Sipora Novita Serontou, 47 tahun, pengusaha aneka kue dan makanan ringan berbahan sagu. Warga Kampung Maribu, Distrik Sentani Barat Moi ini mengatakan usaha yang ditekuninya sudah berjalan sejak 2018 dan sangat membantu memenuhi kebutuhan rumah tangganya.
“Berawal dari kegiatan pelatihan pengolahan produk makanan dari bahan sagu yang diadakan Badan Konservasi Sumber Daya Alam Papua,” ujar Sipora yang ditemui di Kompleks Perkantoran Bupati Jayapura, Gunung Merah Sentani, Kamis (13/6/2024).
Ibu enam anak ini memulai usaha kue martabak sagu dengan modal Rp1 juta. Dari martabak sagu, usahanya meningkat membuat biskuit, kripik, hingga stik dengan bahan dasar sagu.
Ia mengaku hampir sebagian besar usaha dengan modal pribadi. Ia bekerja dengan fasilitas sederhana dan seadanya mengandalkan peralatan rumah tangga.
“Setelah bisa jalan, Dinas Pemberdayaan Perempuan yang membantu fasilitasi untuk buat pelatihan lagi bagi ibu-ibu di kampung dan selain itu juga pendirian galeri pribadi aneka kue sagu,” ujarnya.
Agar usaha tetap berjalan, Sipora juga mengambil kredit di bank dengan nilai pinjaman diawali dengan Rp10 juta. Kemudian meningkat Rp15 juta, Rp20 juta, hingga Rp50 juta. Pinjaman untuk memodali usaha seiring banyaknya pesanan dari luar.
Semua produk berbahan sagu yang diproduksi Novita dipromosikan secara manual dan online. Hasil produksinya dipasarkan di sejumlah galeri produk makanan di Kota Jayapura dan beberapa toko di bawah binaan Papua Youth Creative.
“Jumlah pemesanan bervariasi, seperti kemasan kripik, stik ,dan biskuit sekali keluar biasanya 50 hingga 90 bungkus,” katanya.

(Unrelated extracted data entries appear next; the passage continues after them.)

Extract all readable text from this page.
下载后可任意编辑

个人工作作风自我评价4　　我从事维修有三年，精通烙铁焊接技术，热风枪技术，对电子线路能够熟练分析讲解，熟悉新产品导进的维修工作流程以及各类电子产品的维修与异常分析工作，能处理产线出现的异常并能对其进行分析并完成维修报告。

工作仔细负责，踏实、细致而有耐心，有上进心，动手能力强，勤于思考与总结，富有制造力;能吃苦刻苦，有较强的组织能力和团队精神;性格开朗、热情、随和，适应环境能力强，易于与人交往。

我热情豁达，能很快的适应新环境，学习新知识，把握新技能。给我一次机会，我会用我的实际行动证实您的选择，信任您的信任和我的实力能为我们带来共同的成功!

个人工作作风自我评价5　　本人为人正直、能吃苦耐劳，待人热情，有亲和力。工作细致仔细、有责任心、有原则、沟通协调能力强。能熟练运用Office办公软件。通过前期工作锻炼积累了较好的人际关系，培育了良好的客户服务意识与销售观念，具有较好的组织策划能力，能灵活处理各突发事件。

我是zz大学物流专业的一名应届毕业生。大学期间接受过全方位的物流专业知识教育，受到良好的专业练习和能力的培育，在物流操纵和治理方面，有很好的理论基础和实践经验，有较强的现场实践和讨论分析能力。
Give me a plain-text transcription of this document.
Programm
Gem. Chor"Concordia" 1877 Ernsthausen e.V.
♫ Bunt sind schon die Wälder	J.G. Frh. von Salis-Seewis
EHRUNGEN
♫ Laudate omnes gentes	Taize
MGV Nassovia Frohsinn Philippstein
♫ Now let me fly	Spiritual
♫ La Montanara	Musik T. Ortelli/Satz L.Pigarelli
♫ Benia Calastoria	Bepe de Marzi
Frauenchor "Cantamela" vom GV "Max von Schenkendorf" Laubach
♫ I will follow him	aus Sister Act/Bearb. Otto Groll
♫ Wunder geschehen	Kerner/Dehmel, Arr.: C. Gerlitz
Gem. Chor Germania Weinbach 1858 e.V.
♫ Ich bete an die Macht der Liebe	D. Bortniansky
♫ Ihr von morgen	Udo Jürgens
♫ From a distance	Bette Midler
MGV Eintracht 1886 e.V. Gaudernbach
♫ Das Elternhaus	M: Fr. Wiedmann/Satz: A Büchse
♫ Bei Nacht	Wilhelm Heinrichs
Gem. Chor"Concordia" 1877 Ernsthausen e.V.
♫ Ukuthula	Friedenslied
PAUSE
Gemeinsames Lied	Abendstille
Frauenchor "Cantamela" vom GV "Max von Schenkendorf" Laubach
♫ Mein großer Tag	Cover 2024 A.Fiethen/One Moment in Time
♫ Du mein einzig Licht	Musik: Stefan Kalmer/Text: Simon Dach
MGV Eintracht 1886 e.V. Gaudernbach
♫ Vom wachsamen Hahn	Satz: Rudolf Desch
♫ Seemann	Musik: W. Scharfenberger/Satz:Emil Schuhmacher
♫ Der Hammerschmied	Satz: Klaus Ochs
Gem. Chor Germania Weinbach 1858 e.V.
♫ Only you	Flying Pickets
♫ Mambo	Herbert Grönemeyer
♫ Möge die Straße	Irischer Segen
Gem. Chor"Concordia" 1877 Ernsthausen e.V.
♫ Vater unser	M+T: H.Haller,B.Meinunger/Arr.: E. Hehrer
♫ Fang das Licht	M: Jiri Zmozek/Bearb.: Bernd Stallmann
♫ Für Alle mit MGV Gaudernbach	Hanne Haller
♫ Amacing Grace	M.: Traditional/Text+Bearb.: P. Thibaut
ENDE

Rumah untuk produksinya hanya berukuran 2×3 meter. Karena itu tidak bisa penampung tenaga kerja. Semuanya dikerjakan sendiri dengan fasilitas apa adanya. “Bahan dasar sagu lebih mudah didapat, baik dibeli maupun hasil dari dusun sendiri,” katanya.
Dari usahanya, jika pesanan ramai Sipora setiap bulan mendapat pemasukan Rp20 juta. Jika sedang sepi pesanan pemasaukan merosot hanya Rp5 juta. Namun ia mengaku tetap bersyukur karena bisa menyekolahkan keenam anaknya.
Sipora berharap usaha yang sedang ditekuninya bisa mendapat perhatian serius dari Pemkab Jayapura, Pemprov Papua, dan para pemodal. Sebabm katanya, untuk berkembang lebih besar tidak bisa jika tanpa modal yang besar.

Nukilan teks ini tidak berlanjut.